Cuando comenzó la pandemia, Senaida, de 58 años, se quedó sin empleo y tuvo que hacinarse en casa de su hija y nietos; mientras Edilberto, de 53, siguió arreglando zapatos. “Mi yerno trabaja como reciclador y hace lo del día; yo estoy durmiendo en la alcoba de una de las niñas desde hace cinco meses y mi hermano, que vivía aparte y solo, también se la rebuscaba”. La mujer habla atropelladamente, al ritmo de lo que le ocurrió a su familia debido al virus: Edilberto se sintió mal, le hicieron la prueba, se aisló y no permitía visitas. A lo sumo recibía la sopa que le dejaban en el quicio del pequeño apartamento que arrendaba. Les daba ánimos a sus hermanas: “Es solo malestar”, les decía. Pero un sábado a la mañana se comunicó con una de sus hijas, agitado. “Llegó una enfermera que él había pedido desde el día anterior, lo vio pero no llamó a una ambulancia.

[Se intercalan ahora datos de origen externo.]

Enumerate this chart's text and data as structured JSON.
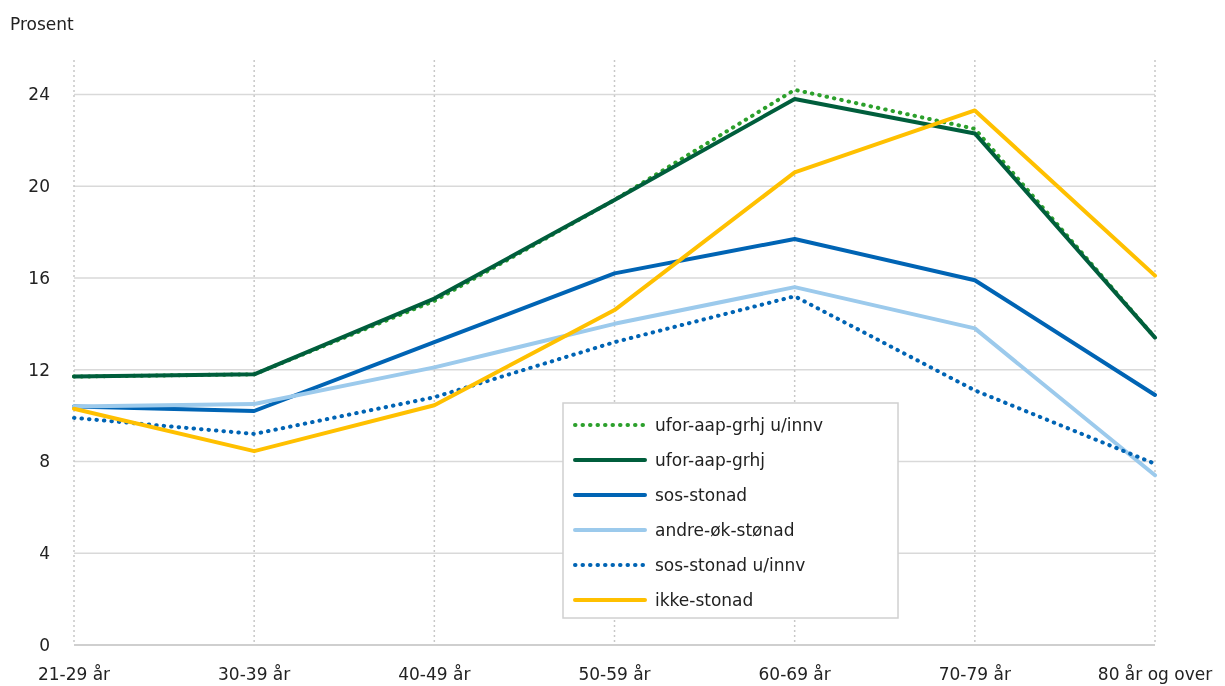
{
  "chart_data": {
    "type": "line",
    "ylabel": "Prosent",
    "categories": [
      "21-29 år",
      "30-39 år",
      "40-49 år",
      "50-59 år",
      "60-69 år",
      "70-79 år",
      "80 år og over"
    ],
    "ylim": [
      0,
      25.5
    ],
    "yticks": [
      0,
      4,
      8,
      12,
      16,
      20,
      24
    ],
    "grid": true,
    "legend": "bottom",
    "marker": "none",
    "series": [
      {
        "name": "ufor-aap-grhj u/innv",
        "color": "#2ca02c",
        "line_style": "dotted",
        "values": [
          11.7,
          11.8,
          15.0,
          19.4,
          24.2,
          22.5,
          13.4
        ]
      },
      {
        "name": "ufor-aap-grhj",
        "color": "#005e3c",
        "line_style": "solid",
        "values": [
          11.7,
          11.8,
          15.1,
          19.4,
          23.8,
          22.3,
          13.4
        ]
      },
      {
        "name": "sos-stonad",
        "color": "#0064b4",
        "line_style": "solid",
        "values": [
          10.4,
          10.2,
          13.2,
          16.2,
          17.7,
          15.9,
          10.9
        ]
      },
      {
        "name": "andre-øk-stønad",
        "color": "#9ccaec",
        "line_style": "solid",
        "values": [
          10.4,
          10.5,
          12.1,
          14.0,
          15.6,
          13.8,
          7.4
        ]
      },
      {
        "name": "sos-stonad u/innv",
        "color": "#0064b4",
        "line_style": "dotted",
        "values": [
          9.9,
          9.2,
          10.8,
          13.2,
          15.2,
          11.1,
          7.9
        ]
      },
      {
        "name": "ikke-stonad",
        "color": "#ffc000",
        "line_style": "solid",
        "values": [
          10.3,
          8.45,
          10.45,
          14.6,
          20.6,
          23.3,
          16.1
        ]
      }
    ]
  }
}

Horas después, otra hermana lo llevó caminando al hospital y nunca más lo volvimos a ver”, dice Senaida, que aún cree que Edilberto pudo haberse salvado e insiste en que no tenía la covid-19. “La primera prueba salió positiva, pero la segunda, que le tomaron después de muerto, dice que es negativa. Yo no entiendo, él entró caminando y minutos después estaba muerto. Nos dijeron que tenía dificultad respiratoria, lo intubaron y se infartó. Pero no creo, él era un hombre atlético, sano y joven”, dice la mujer.

El doble efecto de la necesidad de trabajar y la presencia de comorbilidades va más allá de los puros determinantes de edad, hasta ahora identificados como el mayor factor detrás de la probabilidad de muertes por covid. Hasta la fecha, las localidades y los estratos con más fallecidos no son las más envejecidas. Y, de hecho, las personas más jóvenes de los estratos 1, 2 y 3 parecen notablemente menos inclinadas a desdeñar el riesgo de contagio que sus equivalentes generacionales en estratos más altos.

En estos momentos, Bogotá se encuentra inmersa en un intento de vuelta a una cierta normalidad. Pero los anuncios de casos diarios siguen sin bajar de los miles (2.400 el pasado martes 25 de agosto). Es justamente este efecto desigual parte de lo que fuerza la convivencia con el virus, que los residentes de estratos más bajos llevan practicando desde el inicio de la epidemia. Agotadas las cuarentenas y otras restricciones masivas, la única vía que le queda a la ciudad y al mundo para minimizar los efectos desiguales de la epidemia es la ardua labor epidemiológica: ampliar pruebas diagnósticas, rastrear los contactos de posibles casos, y sobre todo aislar a los sospechosos para romper cadenas de contagio. Esto último, pilar fundamental de cualquier estrategia sobre el terreno, implica precisamente un cuidado especial hacia las personas que protagonizan estas historias, aquellas que hasta ahora no han podido evitar el contagio ni sus derivadas más graves: por informalidad, pobreza, hacinamiento o comorbilidades. En definitiva, por los condicionantes resumidos en la etiqueta “desigualdad”.